Froome attacked about two-thirds of the way up the mammoth 13-mile Ventoux, and his acceleration was too much for two-time former champion Contador. The Spaniard dropped back and finished about 1 minute, 40 seconds behind.
Colombian Nairo Quintana was second, 29 seconds behind as tens of thousands of people crammed the roadside on Bastille Day France's National Day.
The win means Froome effectively made up the time he lost on Friday's sprint stage, when Contador caught him with a surprise attack. He leads Dutchman Bauke Mollema by 4 minutes, 14 seconds and Contador by 4:25.
The longest stage of the race took riders over 151 miles from Givors in the winemaking Rhone Valley and ended in the Provence region.
Ventoux is one of the most famed climbs in the Tour's 110-year history. Britain's Tom Simpson collapsed and died on it during the 1967 Tour.
Froome raised his right arm in the air when he crossed the line for his second stage win of the race after winning a mountain stage in the Pyrenees on Stage 8 with a similarly decimating attack.
"It was incredible today, incredible. This is the biggest victory of my career," Froome said. "I didn't imagine this, this climb is so historical. It means so much to this race, especially being the 100th edition. I really can't believe this."
A nine-man breakaway group, including sprint champion Peter Sagan and French veteran Sylvain Chavanel, led early in the race. Sagan picked up more valuable points in his quest to win the green jersey for the second straight year, extending his already massive lead over Brit Mark Cavendish, the 2011 Tour sprint champion.
Reputed to be one of cycling's showmen, Sagan lifted his front wheel and did a wheelie, followed by a salute to the crowd in a rare moment of frivolity on an otherwise difficult day.
The small group of front-runners split open on Ventoux, leaving Chavanel alone in front, and with about 9 miles of climbing still to go. Froome, meanwhile, only had two Sky teammates Australian Richie Porte and Britain's Peter Kennaugh to help him.
However, the Movistar team looked full of energy, with Rui Costa of Portugal and Quintana surging ahead.
Quintana had attacked Froome four times on the last climb in the Pyrenean mountains on Stage 9 up to Bagneres-de-Bigorre, but had not been able to beat him.
Quintana zoomed uphill, overtook Jan Bakelants, Chavanel and Spaniard Mikel Nieve to move into the lead with about 6 miles to go, with Nieve tucking in on his wheel. Nieve finished the stage in third spot, 1:23 back.
At this point, Contador still had three teammates with him but Froome would lose Kennaugh shortly after, leaving just Porte.
Then, the yellow jersey group blew wide open as Porte accelerated. Suddenly, Froome and Porte were alone with Contador, whose three teammates Roman Kreuziger, Michael Rogers and Jesus Hernandez drifted back.

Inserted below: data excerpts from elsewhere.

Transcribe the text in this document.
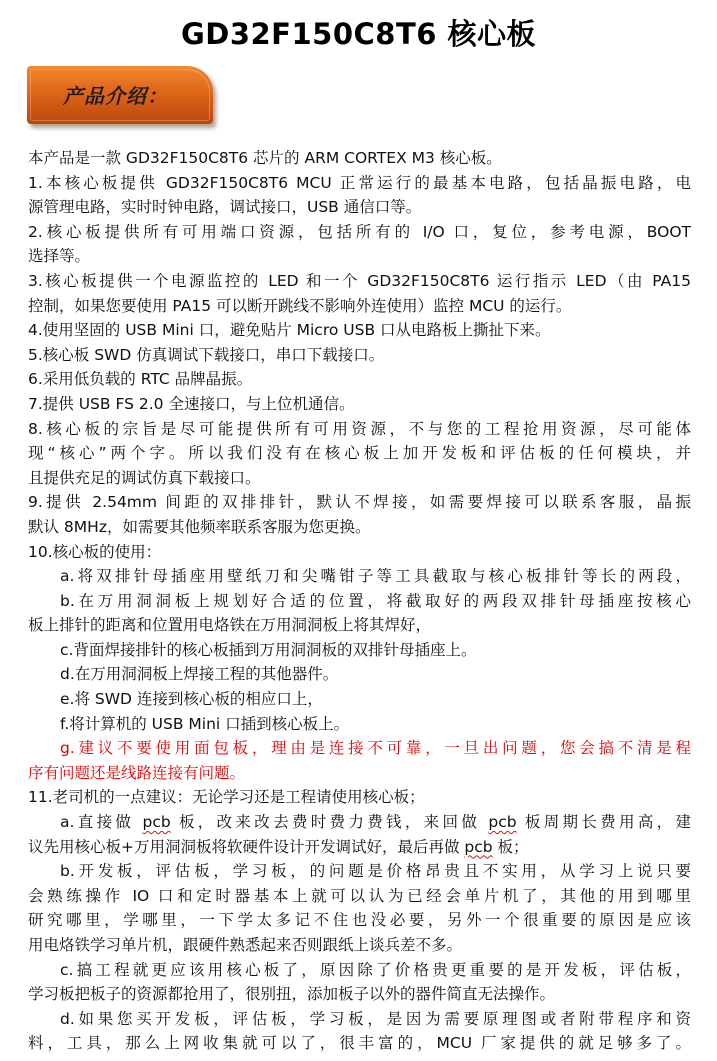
GD32F150C8T6 核心板
产品介绍：
本产品是一款 GD32F150C8T6 芯片的 ARM CORTEX M3 核心板。
1.本核心板提供 GD32F150C8T6 MCU 正常运行的最基本电路，包括晶振电路，电
源管理电路，实时时钟电路，调试接口，USB 通信口等。
2.核心板提供所有可用端口资源，包括所有的 I/O 口，复位，参考电源，BOOT
选择等。
3.核心板提供一个电源监控的 LED 和一个 GD32F150C8T6 运行指示 LED（由 PA15
控制，如果您要使用 PA15 可以断开跳线不影响外连使用）监控 MCU 的运行。
4.使用坚固的 USB Mini 口，避免贴片 Micro USB 口从电路板上撕扯下来。
5.核心板 SWD 仿真调试下载接口，串口下载接口。
6.采用低负载的 RTC 品牌晶振。
7.提供 USB FS 2.0 全速接口，与上位机通信。
8.核心板的宗旨是尽可能提供所有可用资源，不与您的工程抢用资源，尽可能体
现“核心”两个字。所以我们没有在核心板上加开发板和评估板的任何模块，并
且提供充足的调试仿真下载接口。
9.提供 2.54mm 间距的双排排针，默认不焊接，如需要焊接可以联系客服，晶振
默认 8MHz，如需要其他频率联系客服为您更换。
10.核心板的使用：
a.将双排针母插座用壁纸刀和尖嘴钳子等工具截取与核心板排针等长的两段，
b.在万用洞洞板上规划好合适的位置，将截取好的两段双排针母插座按核心
板上排针的距离和位置用电烙铁在万用洞洞板上将其焊好，
c.背面焊接排针的核心板插到万用洞洞板的双排针母插座上。
d.在万用洞洞板上焊接工程的其他器件。
e.将 SWD 连接到核心板的相应口上，
f.将计算机的 USB Mini 口插到核心板上。
g.建议不要使用面包板，理由是连接不可靠，一旦出问题，您会搞不清是程
序有问题还是线路连接有问题。
11.老司机的一点建议：无论学习还是工程请使用核心板；
a.直接做 pcb 板，改来改去费时费力费钱，来回做 pcb 板周期长费用高，建
议先用核心板+万用洞洞板将软硬件设计开发调试好，最后再做 pcb 板；
b.开发板，评估板，学习板，的问题是价格昂贵且不实用，从学习上说只要
会熟练操作 IO 口和定时器基本上就可以认为已经会单片机了，其他的用到哪里
研究哪里，学哪里，一下学太多记不住也没必要，另外一个很重要的原因是应该
用电烙铁学习单片机，跟硬件熟悉起来否则跟纸上谈兵差不多。
c.搞工程就更应该用核心板了，原因除了价格贵更重要的是开发板，评估板，
学习板把板子的资源都抢用了，很别扭，添加板子以外的器件简直无法操作。
d.如果您买开发板，评估板，学习板，是因为需要原理图或者附带程序和资
料，工具，那么上网收集就可以了，很丰富的，MCU 厂家提供的就足够多了。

Froome appeared to whisper in Porte's ear and with 4 miles to go, Froome launched a devastating attack on Contador rocketing up the slope as fans threw water over him and others lit orange flares or waved British flags close to his face. He was so fast that within moments he had caught Quintana.
As he moved alongside Quintana, Froome attacked again but Quintana responded well.
Other countries were well represented. There were dozens of Union Jacks and Norwegians and Danes wearing Viking costumes. Pockets of Belgians and Dutch swigged beers, others dressed up as animals or ran alongside the riders in inflatable body suits.
The chaotic, raucous, deafeningly loud scene included motorbikes and spectators perilously close to the riders.
Near the summit, the scenery started to change, with fewer and fewer trees; then just a little bit of green brush left, before even that gave way to the barren, lunar landscape that makes Ventoux unique.
Toward the top it was windy, overcast and cool, a welcome respite from the stifling heat below, with temperatures again well into the 90s.
Following a rest day Monday, there is a medium mountain stage on Tuesday 104 miles from the medieval cliff-top town of Vaison-la-Romaine in Provence to Gap in the Alps.
Then come the final few days of agony in the mountains.
There are three straight days of tortuous climbing including two ascents up the famed l'Alpe d'Huez pass in one day on Stage 18. The next two days both feature two Hors Categorie climbs each so tough they are considered beyond classification. The race ends the following day with a nighttime finish on the Champs-Elysees.